Development of Roman law:
Before the Twelve Tables were formulated, private law in Rome was comprised of civil law and was applied only to Roman citizens. The earliest formation of Roman law was bonded to religion with distinct attributes related to formalism, conservatism and symbolism. This foundation of a legal field was predominantly governed by the ruling king; the majority of citizens lacked fixed rights under this framework. 
The first formal text of Roman law was developed through the Law of the Twelve Tables. The Law of Twelve Tables was created in the middle of the fifth century BC; TerentiliusArsa, a plebian tribune, proposed that Roman law should be affirmed in writing, to prevent magistrates from applying arbitrary laws. 
After years of political struggle, the plebian class convinced the patricians to form a delegation and meet in Athens, to affirm the laws of Solon through written documentation. In 451 BC, ten Roman citizens were chosen to record the laws; during this process, the men were given supreme political power—a transferring of power that ultimately restricted the authority of the magistrates. 
In 450 BC, the decemviriproduced laws on ten tablets; however, these laws were regarded as a meager attempt by the plebians. A second decemvirate then added two additional tablets in 449 BC; this new law, the Law of the Twelve Tablets, was subsequently approved by the people’s assembly. 
Early Roman law:
Following the creation of the 12 tablets, Roman law began to formulate itself into the ruling framework over the land. Many laws of the 12 tablets ultimately created a modernized society that effectively managed the behaviors of citizens through the institution of an affirmed legal code. 

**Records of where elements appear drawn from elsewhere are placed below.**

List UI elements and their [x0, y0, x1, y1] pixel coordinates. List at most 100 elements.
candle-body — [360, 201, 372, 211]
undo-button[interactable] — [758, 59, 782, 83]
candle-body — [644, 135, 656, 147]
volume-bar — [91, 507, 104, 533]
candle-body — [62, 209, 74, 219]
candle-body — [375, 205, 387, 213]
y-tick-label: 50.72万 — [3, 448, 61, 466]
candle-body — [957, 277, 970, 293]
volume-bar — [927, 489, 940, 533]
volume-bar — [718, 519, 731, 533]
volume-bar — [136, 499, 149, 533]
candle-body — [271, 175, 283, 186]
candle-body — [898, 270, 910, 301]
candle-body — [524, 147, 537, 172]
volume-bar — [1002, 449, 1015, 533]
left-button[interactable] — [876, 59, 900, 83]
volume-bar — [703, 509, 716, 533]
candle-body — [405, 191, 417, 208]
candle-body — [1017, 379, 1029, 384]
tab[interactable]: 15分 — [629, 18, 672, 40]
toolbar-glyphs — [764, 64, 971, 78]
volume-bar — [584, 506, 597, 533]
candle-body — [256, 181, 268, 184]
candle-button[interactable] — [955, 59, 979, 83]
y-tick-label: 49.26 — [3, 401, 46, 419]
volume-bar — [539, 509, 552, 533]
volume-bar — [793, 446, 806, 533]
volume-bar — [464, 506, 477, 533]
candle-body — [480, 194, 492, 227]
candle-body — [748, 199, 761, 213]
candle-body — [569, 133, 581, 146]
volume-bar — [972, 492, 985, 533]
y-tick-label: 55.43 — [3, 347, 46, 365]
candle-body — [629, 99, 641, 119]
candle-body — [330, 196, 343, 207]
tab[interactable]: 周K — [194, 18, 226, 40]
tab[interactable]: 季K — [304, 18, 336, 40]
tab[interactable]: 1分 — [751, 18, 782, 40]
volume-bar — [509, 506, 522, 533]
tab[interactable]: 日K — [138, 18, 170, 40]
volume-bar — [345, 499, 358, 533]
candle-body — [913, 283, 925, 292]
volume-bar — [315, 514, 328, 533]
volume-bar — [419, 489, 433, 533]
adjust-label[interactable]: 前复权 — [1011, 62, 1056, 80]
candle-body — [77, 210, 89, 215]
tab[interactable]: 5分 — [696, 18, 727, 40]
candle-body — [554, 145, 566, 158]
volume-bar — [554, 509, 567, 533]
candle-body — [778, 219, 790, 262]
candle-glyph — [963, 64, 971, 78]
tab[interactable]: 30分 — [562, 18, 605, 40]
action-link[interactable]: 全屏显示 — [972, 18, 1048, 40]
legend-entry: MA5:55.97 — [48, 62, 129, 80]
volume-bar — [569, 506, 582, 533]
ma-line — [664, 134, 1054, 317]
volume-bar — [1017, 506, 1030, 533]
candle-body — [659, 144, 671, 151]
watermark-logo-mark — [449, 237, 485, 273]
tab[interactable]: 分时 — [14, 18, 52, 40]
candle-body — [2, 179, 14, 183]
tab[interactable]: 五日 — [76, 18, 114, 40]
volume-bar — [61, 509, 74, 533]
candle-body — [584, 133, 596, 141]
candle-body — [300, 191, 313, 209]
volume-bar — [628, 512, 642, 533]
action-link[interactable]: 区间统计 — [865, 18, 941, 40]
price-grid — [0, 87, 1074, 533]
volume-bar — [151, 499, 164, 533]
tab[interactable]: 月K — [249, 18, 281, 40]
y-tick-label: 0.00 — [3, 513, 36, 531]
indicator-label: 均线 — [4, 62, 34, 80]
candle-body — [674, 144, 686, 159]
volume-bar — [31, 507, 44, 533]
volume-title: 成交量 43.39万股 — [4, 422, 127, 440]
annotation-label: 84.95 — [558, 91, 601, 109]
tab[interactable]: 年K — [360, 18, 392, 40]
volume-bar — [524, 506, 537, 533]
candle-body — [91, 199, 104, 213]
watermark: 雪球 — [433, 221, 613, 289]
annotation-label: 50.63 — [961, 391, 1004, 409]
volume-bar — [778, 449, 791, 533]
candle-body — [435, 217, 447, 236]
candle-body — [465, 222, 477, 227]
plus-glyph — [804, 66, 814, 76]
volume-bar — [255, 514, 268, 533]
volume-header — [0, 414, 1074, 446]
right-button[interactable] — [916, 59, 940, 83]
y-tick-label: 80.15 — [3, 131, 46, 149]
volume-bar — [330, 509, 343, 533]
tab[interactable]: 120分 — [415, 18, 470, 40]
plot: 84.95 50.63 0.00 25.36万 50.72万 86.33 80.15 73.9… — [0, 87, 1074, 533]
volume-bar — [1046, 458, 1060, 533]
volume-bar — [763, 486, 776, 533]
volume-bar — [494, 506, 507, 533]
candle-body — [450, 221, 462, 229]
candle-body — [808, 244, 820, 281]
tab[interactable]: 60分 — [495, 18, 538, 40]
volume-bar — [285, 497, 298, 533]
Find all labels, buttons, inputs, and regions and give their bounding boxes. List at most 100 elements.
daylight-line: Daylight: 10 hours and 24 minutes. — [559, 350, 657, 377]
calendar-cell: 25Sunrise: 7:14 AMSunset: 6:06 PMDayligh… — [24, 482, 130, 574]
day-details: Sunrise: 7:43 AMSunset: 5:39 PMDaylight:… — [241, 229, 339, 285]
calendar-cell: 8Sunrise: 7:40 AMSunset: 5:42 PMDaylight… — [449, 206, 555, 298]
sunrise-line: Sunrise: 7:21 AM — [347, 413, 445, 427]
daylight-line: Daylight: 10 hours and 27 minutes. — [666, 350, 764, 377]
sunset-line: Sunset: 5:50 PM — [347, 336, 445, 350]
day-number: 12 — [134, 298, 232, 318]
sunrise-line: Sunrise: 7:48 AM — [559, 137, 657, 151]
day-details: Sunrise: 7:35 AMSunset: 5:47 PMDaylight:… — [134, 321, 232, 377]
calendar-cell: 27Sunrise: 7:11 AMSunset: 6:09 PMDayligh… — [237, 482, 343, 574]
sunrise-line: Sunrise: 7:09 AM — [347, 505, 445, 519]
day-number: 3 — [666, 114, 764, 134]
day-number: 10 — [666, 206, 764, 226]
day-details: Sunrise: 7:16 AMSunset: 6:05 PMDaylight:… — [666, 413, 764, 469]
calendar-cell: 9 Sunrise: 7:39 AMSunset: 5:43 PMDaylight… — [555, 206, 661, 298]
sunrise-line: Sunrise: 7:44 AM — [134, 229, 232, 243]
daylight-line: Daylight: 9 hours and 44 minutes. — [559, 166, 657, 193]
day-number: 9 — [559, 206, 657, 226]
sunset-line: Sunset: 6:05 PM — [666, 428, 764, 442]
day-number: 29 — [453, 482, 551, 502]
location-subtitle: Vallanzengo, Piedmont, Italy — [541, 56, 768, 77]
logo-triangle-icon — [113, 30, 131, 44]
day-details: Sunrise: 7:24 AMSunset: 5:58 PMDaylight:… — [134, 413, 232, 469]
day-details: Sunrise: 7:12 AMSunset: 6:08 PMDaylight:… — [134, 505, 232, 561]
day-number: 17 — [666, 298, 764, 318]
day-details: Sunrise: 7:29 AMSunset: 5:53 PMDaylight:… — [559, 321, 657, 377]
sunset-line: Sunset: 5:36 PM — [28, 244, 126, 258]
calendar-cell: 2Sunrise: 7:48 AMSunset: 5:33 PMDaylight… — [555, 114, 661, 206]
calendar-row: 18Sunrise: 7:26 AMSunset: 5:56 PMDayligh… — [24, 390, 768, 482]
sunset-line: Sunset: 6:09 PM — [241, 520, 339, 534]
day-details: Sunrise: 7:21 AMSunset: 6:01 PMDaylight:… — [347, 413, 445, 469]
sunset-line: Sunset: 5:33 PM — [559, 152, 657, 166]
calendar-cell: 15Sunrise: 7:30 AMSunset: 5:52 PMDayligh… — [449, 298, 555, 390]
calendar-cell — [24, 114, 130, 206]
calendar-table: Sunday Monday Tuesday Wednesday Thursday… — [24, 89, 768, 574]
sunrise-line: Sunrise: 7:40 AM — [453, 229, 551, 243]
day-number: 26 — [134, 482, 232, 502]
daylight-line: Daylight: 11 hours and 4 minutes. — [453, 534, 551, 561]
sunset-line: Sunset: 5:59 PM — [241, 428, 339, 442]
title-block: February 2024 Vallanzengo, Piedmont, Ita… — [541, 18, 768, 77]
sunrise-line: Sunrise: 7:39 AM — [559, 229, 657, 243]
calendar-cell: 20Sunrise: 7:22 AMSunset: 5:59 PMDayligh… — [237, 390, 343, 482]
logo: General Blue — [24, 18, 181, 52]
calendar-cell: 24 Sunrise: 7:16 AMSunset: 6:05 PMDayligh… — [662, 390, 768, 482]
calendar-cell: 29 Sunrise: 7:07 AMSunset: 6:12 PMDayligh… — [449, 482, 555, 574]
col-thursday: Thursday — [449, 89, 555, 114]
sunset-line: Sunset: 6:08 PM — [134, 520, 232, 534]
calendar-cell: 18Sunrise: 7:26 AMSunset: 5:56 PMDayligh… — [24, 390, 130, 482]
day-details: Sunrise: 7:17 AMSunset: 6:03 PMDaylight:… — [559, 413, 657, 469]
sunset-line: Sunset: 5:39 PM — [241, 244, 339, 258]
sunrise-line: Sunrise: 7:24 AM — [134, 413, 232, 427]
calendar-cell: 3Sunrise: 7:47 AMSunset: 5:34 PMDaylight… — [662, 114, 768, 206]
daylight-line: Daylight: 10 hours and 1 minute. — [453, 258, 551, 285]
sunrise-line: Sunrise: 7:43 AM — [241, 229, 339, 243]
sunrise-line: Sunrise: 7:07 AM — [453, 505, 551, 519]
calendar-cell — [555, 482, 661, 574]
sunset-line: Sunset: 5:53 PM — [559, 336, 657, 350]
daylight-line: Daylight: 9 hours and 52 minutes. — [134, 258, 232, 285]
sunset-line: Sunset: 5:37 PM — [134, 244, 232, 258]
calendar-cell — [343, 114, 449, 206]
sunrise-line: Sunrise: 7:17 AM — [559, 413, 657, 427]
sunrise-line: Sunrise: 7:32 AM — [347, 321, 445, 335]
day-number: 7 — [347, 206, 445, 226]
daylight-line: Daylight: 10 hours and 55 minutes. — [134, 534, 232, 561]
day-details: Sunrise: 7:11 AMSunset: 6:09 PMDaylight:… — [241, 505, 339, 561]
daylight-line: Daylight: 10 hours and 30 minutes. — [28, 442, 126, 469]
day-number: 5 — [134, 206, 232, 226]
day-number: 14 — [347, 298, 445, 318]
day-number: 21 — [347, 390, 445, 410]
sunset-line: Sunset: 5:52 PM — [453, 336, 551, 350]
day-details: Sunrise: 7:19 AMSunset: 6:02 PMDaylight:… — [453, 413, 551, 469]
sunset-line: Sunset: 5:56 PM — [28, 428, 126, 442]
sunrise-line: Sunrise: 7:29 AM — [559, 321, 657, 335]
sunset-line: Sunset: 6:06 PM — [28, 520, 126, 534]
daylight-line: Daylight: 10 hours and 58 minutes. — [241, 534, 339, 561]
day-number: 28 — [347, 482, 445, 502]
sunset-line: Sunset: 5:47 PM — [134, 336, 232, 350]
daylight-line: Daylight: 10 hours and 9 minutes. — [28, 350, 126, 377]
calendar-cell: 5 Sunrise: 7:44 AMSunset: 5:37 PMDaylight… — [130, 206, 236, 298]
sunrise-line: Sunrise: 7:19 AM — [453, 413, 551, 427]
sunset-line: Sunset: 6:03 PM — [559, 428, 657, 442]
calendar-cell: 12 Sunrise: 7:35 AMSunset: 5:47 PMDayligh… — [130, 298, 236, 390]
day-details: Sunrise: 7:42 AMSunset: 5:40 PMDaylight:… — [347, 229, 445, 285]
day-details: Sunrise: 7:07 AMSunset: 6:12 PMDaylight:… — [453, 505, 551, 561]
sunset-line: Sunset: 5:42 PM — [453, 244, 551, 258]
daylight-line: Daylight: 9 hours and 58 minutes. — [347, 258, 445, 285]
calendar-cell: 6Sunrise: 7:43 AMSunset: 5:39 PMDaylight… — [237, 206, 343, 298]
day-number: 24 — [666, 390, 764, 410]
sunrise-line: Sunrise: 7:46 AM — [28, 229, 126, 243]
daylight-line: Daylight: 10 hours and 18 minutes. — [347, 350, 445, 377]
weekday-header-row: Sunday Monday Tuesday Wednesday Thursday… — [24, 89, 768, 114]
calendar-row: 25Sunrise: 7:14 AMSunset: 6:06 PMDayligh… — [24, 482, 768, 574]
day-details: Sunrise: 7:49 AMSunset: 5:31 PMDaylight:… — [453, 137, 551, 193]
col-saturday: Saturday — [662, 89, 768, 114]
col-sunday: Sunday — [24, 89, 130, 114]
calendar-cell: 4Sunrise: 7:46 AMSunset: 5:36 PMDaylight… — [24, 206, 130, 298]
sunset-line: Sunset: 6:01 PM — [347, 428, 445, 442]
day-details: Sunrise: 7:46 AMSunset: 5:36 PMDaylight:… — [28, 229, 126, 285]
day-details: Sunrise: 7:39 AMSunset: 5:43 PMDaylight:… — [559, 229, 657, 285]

Early Roman law consisted of numerous laws that ultimately formed a balanced society; for instance, laws were created to allow the marriage between plebeians and patricians—a fundamental law that effectively agglomerated society through the destruction of social barriers. Another important statute of early Roman law is regarded as the root for modern tort law; LexAquilla, the name of the statute, provided compensation to the owners of property that was injured by another citizens’ fault or negligent actions. 
Arguably the most important contribution that early Roman law possessed was not the enactment of statutes, but the emergence of a class of jurists and the creation of a legal science.